Can we do an easy case? Lets let $y^2=x^3-x-1$ be the equation for $E$ over $\mathbb{F}_5$. Pick your favorite rational function in two variables $f$ and calculate $\mathcal{v}_P(f)$ for $P=(0,2)$ perhaps?
Let $A$ be the coordinate ring $\mathbb{F}_5[x,y]/(y^2 - (x^3 - x - 1))$ and let $A_P$ be the localization of $A$ at the ideal $\mathfrak{m} = (x, y-2)$. Given $f \in A_P$, then $v_P(f)$ is the largest positive integer $v$ such that $\DeclareMathOperator{\m}{\mathfrak{m}} f \in \m^v$. Since your curve is nonsingular, then the ideal $\m$ is principal and $A_P$ is a discrete valuation ring. Letting $s = y - 2$, then $E$ becomes $$ x^3 - x - 1 = (s+2)^2 = s^2 + 4s + 4 \implies x + 4s + s^2 - x^3 = 0 $$ and the point $P$ is given by $x = 0, s = 0$.

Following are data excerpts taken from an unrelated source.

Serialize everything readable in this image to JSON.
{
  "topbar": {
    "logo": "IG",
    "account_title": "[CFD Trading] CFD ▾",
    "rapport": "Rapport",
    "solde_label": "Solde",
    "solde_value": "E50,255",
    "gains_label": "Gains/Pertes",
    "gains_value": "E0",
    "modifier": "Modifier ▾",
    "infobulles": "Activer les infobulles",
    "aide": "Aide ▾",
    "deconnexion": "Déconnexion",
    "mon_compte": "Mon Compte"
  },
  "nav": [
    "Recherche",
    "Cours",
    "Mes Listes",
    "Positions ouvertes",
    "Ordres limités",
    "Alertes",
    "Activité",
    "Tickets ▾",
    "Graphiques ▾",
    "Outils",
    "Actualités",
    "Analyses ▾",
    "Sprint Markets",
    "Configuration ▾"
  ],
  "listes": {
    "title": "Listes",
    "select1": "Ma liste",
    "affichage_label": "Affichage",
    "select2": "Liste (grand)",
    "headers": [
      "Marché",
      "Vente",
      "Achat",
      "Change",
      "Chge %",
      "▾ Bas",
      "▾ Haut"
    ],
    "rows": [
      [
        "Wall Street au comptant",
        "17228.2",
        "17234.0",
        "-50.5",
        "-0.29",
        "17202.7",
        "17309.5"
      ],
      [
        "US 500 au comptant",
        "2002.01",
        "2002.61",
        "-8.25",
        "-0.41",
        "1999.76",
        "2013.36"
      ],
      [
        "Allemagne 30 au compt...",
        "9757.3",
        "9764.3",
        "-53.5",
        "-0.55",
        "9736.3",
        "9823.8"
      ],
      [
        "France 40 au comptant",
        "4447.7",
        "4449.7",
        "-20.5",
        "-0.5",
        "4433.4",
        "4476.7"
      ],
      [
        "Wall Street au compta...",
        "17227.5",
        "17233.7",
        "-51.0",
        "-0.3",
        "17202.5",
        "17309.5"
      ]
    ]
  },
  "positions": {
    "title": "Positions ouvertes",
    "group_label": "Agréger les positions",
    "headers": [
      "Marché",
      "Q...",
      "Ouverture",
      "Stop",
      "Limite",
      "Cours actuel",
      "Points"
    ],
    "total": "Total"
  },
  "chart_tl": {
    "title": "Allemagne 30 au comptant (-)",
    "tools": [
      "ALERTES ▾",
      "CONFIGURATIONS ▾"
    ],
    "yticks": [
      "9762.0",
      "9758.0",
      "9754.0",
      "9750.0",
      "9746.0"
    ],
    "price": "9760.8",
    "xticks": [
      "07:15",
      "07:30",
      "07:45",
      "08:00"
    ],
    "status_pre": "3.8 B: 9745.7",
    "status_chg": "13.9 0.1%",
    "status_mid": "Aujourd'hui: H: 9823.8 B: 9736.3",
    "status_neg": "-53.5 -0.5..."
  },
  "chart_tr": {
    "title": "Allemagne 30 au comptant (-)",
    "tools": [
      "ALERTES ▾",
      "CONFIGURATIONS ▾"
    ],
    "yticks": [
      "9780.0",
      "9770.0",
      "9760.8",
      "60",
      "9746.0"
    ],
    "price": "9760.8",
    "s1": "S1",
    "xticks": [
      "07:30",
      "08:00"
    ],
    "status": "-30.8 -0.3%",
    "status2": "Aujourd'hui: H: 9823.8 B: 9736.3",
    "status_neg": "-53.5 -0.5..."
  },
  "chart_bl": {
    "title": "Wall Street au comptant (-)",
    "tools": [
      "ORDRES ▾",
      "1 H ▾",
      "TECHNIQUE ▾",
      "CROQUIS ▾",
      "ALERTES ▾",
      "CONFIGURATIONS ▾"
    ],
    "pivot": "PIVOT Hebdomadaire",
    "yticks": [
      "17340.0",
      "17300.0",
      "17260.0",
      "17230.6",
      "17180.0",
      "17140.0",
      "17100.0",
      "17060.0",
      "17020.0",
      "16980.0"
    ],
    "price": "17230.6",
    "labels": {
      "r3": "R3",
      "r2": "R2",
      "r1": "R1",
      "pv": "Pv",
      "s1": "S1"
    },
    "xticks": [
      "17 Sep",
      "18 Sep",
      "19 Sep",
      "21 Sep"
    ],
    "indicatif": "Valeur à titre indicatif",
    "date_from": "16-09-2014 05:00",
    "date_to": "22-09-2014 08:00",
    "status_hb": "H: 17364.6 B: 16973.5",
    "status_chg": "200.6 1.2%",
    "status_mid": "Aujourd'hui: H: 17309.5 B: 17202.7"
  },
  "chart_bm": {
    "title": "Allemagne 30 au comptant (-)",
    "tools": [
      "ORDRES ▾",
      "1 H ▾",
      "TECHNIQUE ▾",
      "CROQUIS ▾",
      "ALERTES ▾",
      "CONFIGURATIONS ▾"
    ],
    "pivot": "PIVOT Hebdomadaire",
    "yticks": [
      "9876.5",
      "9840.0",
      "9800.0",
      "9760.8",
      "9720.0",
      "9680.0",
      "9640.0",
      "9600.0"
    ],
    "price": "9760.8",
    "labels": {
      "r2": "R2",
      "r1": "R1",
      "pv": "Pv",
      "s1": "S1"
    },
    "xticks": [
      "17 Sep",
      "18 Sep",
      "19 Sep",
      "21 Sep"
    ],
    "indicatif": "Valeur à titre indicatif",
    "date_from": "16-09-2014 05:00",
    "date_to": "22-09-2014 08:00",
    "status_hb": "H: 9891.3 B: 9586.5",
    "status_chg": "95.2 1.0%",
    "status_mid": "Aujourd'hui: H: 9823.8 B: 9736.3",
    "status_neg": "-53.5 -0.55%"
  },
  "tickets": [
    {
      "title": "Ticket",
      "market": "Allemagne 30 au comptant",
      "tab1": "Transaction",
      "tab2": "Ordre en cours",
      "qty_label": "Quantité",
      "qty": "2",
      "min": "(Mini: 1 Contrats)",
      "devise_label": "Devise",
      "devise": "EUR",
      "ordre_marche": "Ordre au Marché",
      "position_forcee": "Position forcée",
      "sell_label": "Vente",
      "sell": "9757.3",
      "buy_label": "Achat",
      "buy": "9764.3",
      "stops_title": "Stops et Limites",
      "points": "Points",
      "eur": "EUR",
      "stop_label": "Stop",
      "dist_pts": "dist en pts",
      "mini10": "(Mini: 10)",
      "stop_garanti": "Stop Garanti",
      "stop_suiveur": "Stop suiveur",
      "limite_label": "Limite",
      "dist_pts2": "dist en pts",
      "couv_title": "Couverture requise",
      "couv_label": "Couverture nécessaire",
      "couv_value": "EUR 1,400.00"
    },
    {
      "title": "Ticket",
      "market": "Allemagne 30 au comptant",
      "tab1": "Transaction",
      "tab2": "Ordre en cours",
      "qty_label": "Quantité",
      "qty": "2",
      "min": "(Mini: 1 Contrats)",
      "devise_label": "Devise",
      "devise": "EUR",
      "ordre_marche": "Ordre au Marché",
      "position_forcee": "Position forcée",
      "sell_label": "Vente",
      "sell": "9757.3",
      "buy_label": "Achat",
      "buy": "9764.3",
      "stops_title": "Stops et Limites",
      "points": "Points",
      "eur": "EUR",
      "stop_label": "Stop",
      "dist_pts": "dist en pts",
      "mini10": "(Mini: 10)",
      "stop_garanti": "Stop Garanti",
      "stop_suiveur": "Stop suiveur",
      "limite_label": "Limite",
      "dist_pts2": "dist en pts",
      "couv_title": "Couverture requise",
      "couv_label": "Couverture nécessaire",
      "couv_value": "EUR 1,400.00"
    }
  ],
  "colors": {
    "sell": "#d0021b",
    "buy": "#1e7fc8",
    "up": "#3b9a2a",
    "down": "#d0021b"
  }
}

Since the line $x = 0$ is not tangent to $E$ at $P$, then $x$ is a uniformizing parameter at $P$, i.e., $\m = (x)$. Then every $f \in A_P$ can be written $f = u x^v$ for some $v \in \mathbb{Z}_{\geq 0}$ (which is $v_P(f)$) and some $u \in (A_P)^\times$ (meaning $u$ doesn't vanish at $P$).
All right, let's do some examples. Since $x = x^1$, then $v_P(x) = 1$. To compute $v_P(s) = v_P(y - 2)$, note that \begin{align*} s(s+4) = s^2 + 4s = x^3 - x = (x^2-1)x \implies s = \frac{x^2 - 1}{s+4} x \, . \end{align*} Since $\frac{x^2 - 1}{s+4}$ doesn't vanish at $P$ then it is a unit, which shows that $v_P(s) = 1$, as well. (In fact, since $s = 0$ is not tangent to $E$ at $P$, then we could have just as well taken $s$ to be our uniformizer.) Then $v_P(x/s) = v_P(x) - v_P(s) = 1-1 = 0$. (And indeed, from the expression for $s$ above we can see that $$ \frac{x}{s} = \frac{s+4}{x^2-1} $$ which doesn't vanish at $P$.) We can also use the fact that $v_P$ is a discrete valuation to compute $v_P(f)$. For instance, since $x + 4s = s^2 - x^3$ and $s^2$ and $x^3$ have different valuations, then $$ v_P(x + 4s) = \min\{v_P(s^2), v_P(x^3)\} = \min\{2, 3\} = 2 \, . $$
These are relatively easy examples, but you can use the same principles to deal with more complicated rational functions.